3) Check out this super simple and – this is the awesome part – COLLAPSIBLE cardboard playhouse

My kids would love this, and it looks so easy to make, and to store when they’re not playing in it! Could be the perfect thing to pull out for a rainy day, and let them go to town decorating it with markers.

4) Inglorious Fruits and Vegetables.

French supermarket chain Intermarché recently launched this campaign (there called Les Fruits et Légumes Moches, but I rather love the translation “inglorious” for moche) to combat food waste. Basically instead of farmers throwing away all the produce they grow that doesn’t look like a textbook perfect specimen, Intermarché bought all the reject fruits and veggies and sold them to the public at a discounted price. Brilliant. Why doesn’t every supermarket everywhere do this. It’s unbelievable that farmers have to throw away so much unsellable food , yet there are people going hungry, or struggling to afford fresh produce. A perfect solution.

5) My Milk Toof

This insanely cute blog by California artist Inhae Lee is basically like a photo-comic that follows the adventures of two baby teeth who go around having adventures, trying on underpants, and experiencing the anxieties of modern life. I LOVE IT. There is even a picture book. Might have to get that for when my three year-old starts losing teeth, which, if she follows in her brother’s footsteps, should be in about 12 months… GULP!
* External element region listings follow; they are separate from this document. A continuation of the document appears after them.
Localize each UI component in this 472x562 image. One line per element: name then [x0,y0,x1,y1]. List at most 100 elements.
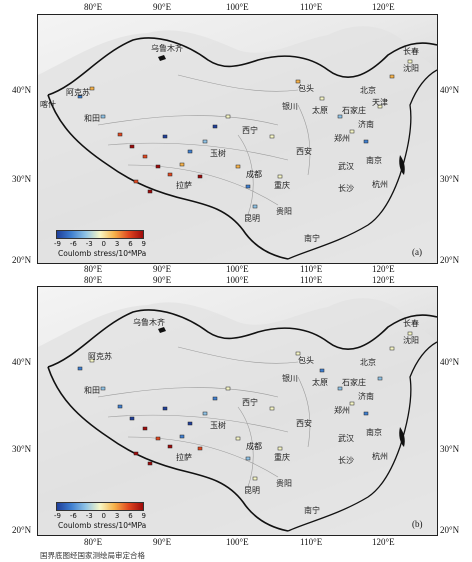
top-lon-label: 100°E [226,2,249,12]
right-lat-label: 20°N [440,255,460,265]
right-lat-label: 30°N [440,174,460,184]
city-label: 喀什 [40,100,56,109]
colorbar-tick: 3 [114,240,120,248]
left-lat-label: 20°N [12,255,32,265]
city-label: 杭州 [372,180,388,189]
city-label: 玉树 [210,149,226,158]
city-label: 重庆 [274,181,290,190]
city-label: 石家庄 [342,378,366,387]
bottom-lon-label: 110°E [300,537,323,547]
bottom-lon-label: 90°E [153,537,172,547]
map-area: 乌鲁木齐 阿克苏 喀什 和田 拉萨 玉树 成都 重庆 贵阳 昆明 南宁 西安 武… [37,14,438,264]
city-label: 西安 [296,419,312,428]
city-label: 长沙 [338,184,354,193]
colorbar-tick: 9 [141,240,146,248]
bottom-lon-label: 90°E [153,264,172,274]
colorbar-label: Coulomb stress/10⁴MPa [58,521,147,530]
city-label: 贵阳 [276,207,292,216]
city-label: 杭州 [372,452,388,461]
colorbar-tick: -6 [69,512,77,520]
city-label: 武汉 [338,434,354,443]
city-label: 阿克苏 [88,352,112,361]
city-label: 南京 [366,428,382,437]
city-label: 郑州 [334,134,350,143]
colorbar [56,230,144,239]
bottom-lon-label: 110°E [300,264,323,274]
right-lat-label: 20°N [440,525,460,535]
right-lat-label: 40°N [440,357,460,367]
colorbar-tick: -9 [54,512,61,520]
city-label: 玉树 [210,421,226,430]
colorbar-tick: 0 [101,240,106,248]
city-label: 郑州 [334,406,350,415]
left-lat-label: 30°N [12,174,32,184]
top-lon-label: 80°E [84,2,103,12]
city-label: 北京 [360,358,376,367]
colorbar-tick: 6 [128,512,133,520]
colorbar-tick: 3 [114,512,120,520]
panel-label: (a) [412,247,422,257]
city-label: 乌鲁木齐 [133,318,165,327]
colorbar-tick: -6 [69,240,77,248]
left-lat-label: 40°N [12,85,32,95]
bottom-lon-label: 120°E [372,264,395,274]
colorbar [56,502,144,511]
city-label: 包头 [298,84,314,93]
city-label: 武汉 [338,162,354,171]
city-label: 太原 [312,378,328,387]
right-lat-label: 40°N [440,85,460,95]
top-lon-label: 90°E [153,2,172,12]
top-lon-label: 120°E [372,2,395,12]
city-label: 长春 [403,319,419,328]
city-label: 西宁 [242,126,258,135]
top-lon-label: 120°E [372,275,395,285]
map-area: 乌鲁木齐 阿克苏 和田 拉萨 玉树 成都 重庆 贵阳 昆明 南宁 西安 武汉 长… [37,286,438,536]
bottom-lon-label: 100°E [226,537,249,547]
city-label: 和田 [84,114,100,123]
bottom-lon-label: 120°E [372,537,395,547]
left-lat-label: 40°N [12,357,32,367]
city-label: 长沙 [338,456,354,465]
map-approval-note: 国界底图经国家测绘局审定合格 [40,551,145,560]
city-label: 银川 [282,374,298,383]
city-label: 济南 [358,392,374,401]
top-lon-label: 110°E [300,275,323,285]
city-label: 成都 [246,170,262,179]
city-label: 拉萨 [176,181,192,190]
city-label: 乌鲁木齐 [151,44,183,53]
top-lon-label: 110°E [300,2,323,12]
city-label: 阿克苏 [66,88,90,97]
top-lon-label: 90°E [153,275,172,285]
map-panel-a: 80°E 90°E 100°E 110°E 120°E [0,0,472,274]
city-label: 北京 [360,86,376,95]
colorbar-tick: -3 [85,512,93,520]
left-lat-label: 20°N [12,525,32,535]
city-label: 石家庄 [342,106,366,115]
left-lat-label: 30°N [12,444,32,454]
city-label: 沈阳 [403,336,419,345]
top-lon-label: 80°E [84,275,103,285]
city-label: 沈阳 [403,64,419,73]
bottom-lon-label: 80°E [84,537,103,547]
bottom-lon-label: 100°E [226,264,249,274]
city-label: 天津 [372,98,388,107]
city-label: 成都 [246,442,262,451]
city-label: 包头 [298,356,314,365]
colorbar-tick: 6 [128,240,133,248]
city-label: 南宁 [304,506,320,515]
city-label: 南京 [366,156,382,165]
top-lon-label: 100°E [226,275,249,285]
city-label: 济南 [358,120,374,129]
city-label: 拉萨 [176,453,192,462]
china-map-svg [38,298,437,535]
city-label: 长春 [403,47,419,56]
colorbar-ticks: -9 -6 -3 0 3 6 9 [54,512,146,520]
panel-label: (b) [412,519,423,529]
city-label: 昆明 [244,486,260,495]
city-label: 昆明 [244,214,260,223]
city-label: 西宁 [242,398,258,407]
city-label: 银川 [282,102,298,111]
city-label: 重庆 [274,453,290,462]
city-label: 和田 [84,386,100,395]
right-lat-label: 30°N [440,444,460,454]
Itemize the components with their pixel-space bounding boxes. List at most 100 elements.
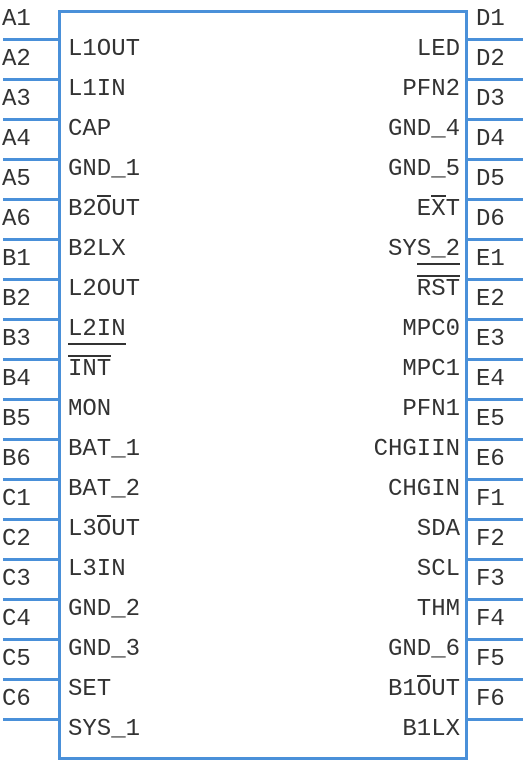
pin-line xyxy=(3,518,58,521)
pin-number: E5 xyxy=(476,408,505,432)
pin-line xyxy=(468,318,523,321)
pin-number: D6 xyxy=(476,208,505,232)
pin-line xyxy=(3,478,58,481)
signal-label: PFN1 xyxy=(402,398,460,422)
signal-label: L2OUT xyxy=(68,278,140,302)
signal-label: SDA xyxy=(417,518,460,542)
signal-label: LED xyxy=(417,38,460,62)
pin-line xyxy=(468,638,523,641)
signal-label: BAT_1 xyxy=(68,438,140,462)
signal-label: CAP xyxy=(68,118,111,142)
signal-label: GND_6 xyxy=(388,638,460,662)
pin-number: C3 xyxy=(2,568,31,592)
pin-line xyxy=(468,278,523,281)
pin-line xyxy=(3,238,58,241)
pin-line xyxy=(3,158,58,161)
overline xyxy=(417,275,460,277)
pin-line xyxy=(468,78,523,81)
pin-line xyxy=(3,278,58,281)
pin-number: E1 xyxy=(476,248,505,272)
pin-line xyxy=(468,558,523,561)
pin-line xyxy=(468,198,523,201)
signal-label: THM xyxy=(417,598,460,622)
pin-number: B3 xyxy=(2,328,31,352)
overline xyxy=(97,515,111,517)
signal-label: L1IN xyxy=(68,78,126,102)
pin-number: F4 xyxy=(476,608,505,632)
pin-line xyxy=(3,358,58,361)
pin-line xyxy=(3,198,58,201)
pin-number: A6 xyxy=(2,208,31,232)
pin-line xyxy=(468,158,523,161)
pin-number: A4 xyxy=(2,128,31,152)
signal-label: MPC1 xyxy=(402,358,460,382)
pin-line xyxy=(468,238,523,241)
signal-label: INT xyxy=(68,358,111,382)
signal-label: GND_4 xyxy=(388,118,460,142)
signal-label: CHGIIN xyxy=(374,438,460,462)
pin-line xyxy=(468,438,523,441)
signal-label: EXT xyxy=(417,198,460,222)
signal-label: L3OUT xyxy=(68,518,140,542)
signal-label: SYS_1 xyxy=(68,718,140,742)
signal-label: B1LX xyxy=(402,718,460,742)
pin-line xyxy=(3,558,58,561)
pin-line xyxy=(3,598,58,601)
signal-label: B2OUT xyxy=(68,198,140,222)
pin-number: B1 xyxy=(2,248,31,272)
pin-line xyxy=(468,398,523,401)
overline xyxy=(68,355,111,357)
pin-number: B6 xyxy=(2,448,31,472)
pin-line xyxy=(468,598,523,601)
overline xyxy=(417,675,431,677)
signal-label: MON xyxy=(68,398,111,422)
pin-number: F6 xyxy=(476,688,505,712)
pin-line xyxy=(468,718,523,721)
pin-line xyxy=(468,118,523,121)
pin-number: B5 xyxy=(2,408,31,432)
signal-label: L3IN xyxy=(68,558,126,582)
pin-number: F2 xyxy=(476,528,505,552)
pin-number: F3 xyxy=(476,568,505,592)
signal-label: MPC0 xyxy=(402,318,460,342)
pin-number: E6 xyxy=(476,448,505,472)
pin-line xyxy=(468,358,523,361)
pin-line xyxy=(3,118,58,121)
pin-number: D2 xyxy=(476,48,505,72)
signal-label: B2LX xyxy=(68,238,126,262)
pin-line xyxy=(3,718,58,721)
pin-number: C4 xyxy=(2,608,31,632)
pin-line xyxy=(3,638,58,641)
pin-line xyxy=(468,478,523,481)
pin-number: E4 xyxy=(476,368,505,392)
signal-label: B1OUT xyxy=(388,678,460,702)
pin-number: F1 xyxy=(476,488,505,512)
pin-number: D4 xyxy=(476,128,505,152)
underline xyxy=(68,343,126,345)
signal-label: PFN2 xyxy=(402,78,460,102)
pin-line xyxy=(468,518,523,521)
pin-number: A5 xyxy=(2,168,31,192)
signal-label: L2IN xyxy=(68,318,126,342)
pin-number: C6 xyxy=(2,688,31,712)
signal-label: SYS_2 xyxy=(388,238,460,262)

6) You always hear about “the summer slide,” where kids lose their academic and reading skills over the months away from school. I’m not really worried about that right now, since my kids don’t even go to school yet, but we did sign up for our local library reading program just for fun. (Though since neither of them know how to read, perhaps we should call it our summer listening program.) One thing they both can do on their own, however, is math. I credit this 10% to the abacus my mother-in-law gave them, and 90% to Bedtime Math.

It’s this great website and app that each day posts awesome factoids and related story problems, inclusively geared toward various levels of math competence from preschoolers counting on their fingers on up to mid-elementary and beyond. The idea is to make it part of your bedtime routine and slip in a little math practice before lights out. Since I eliminated room cleaning and getting in their own beds from the routine this week, we have plenty of time for doing math. Win-win.

7) Speaking of bedtime, the wonderful Cosmic Kids Yoga posted a really sweet bedtime yoga routine for kids recently, called “Twilight the Unicorn of Dreams.”(Not to be confused with Twilight Sparkle the Unicorn of MLP) If you’re not familiar with Cosmic Kids, it’s this kooky British lady, Jaimie Brodie who makes yoga videos for young children that all involve an animal story for kids to act out through various yoga poses. My kids absolutely adore them and there is nothing more sweet and hilarious than watching them do “namaste” together at the end.

They also recently launched a meditation series for kids called Cosmic Kids Zen Den. I am so, so bad at meditating but I really aspire to work it into my life. I think these beginner meditation lessons meant for kindergarteners might be just my speed…

Namaste, guys, and have a great weekend!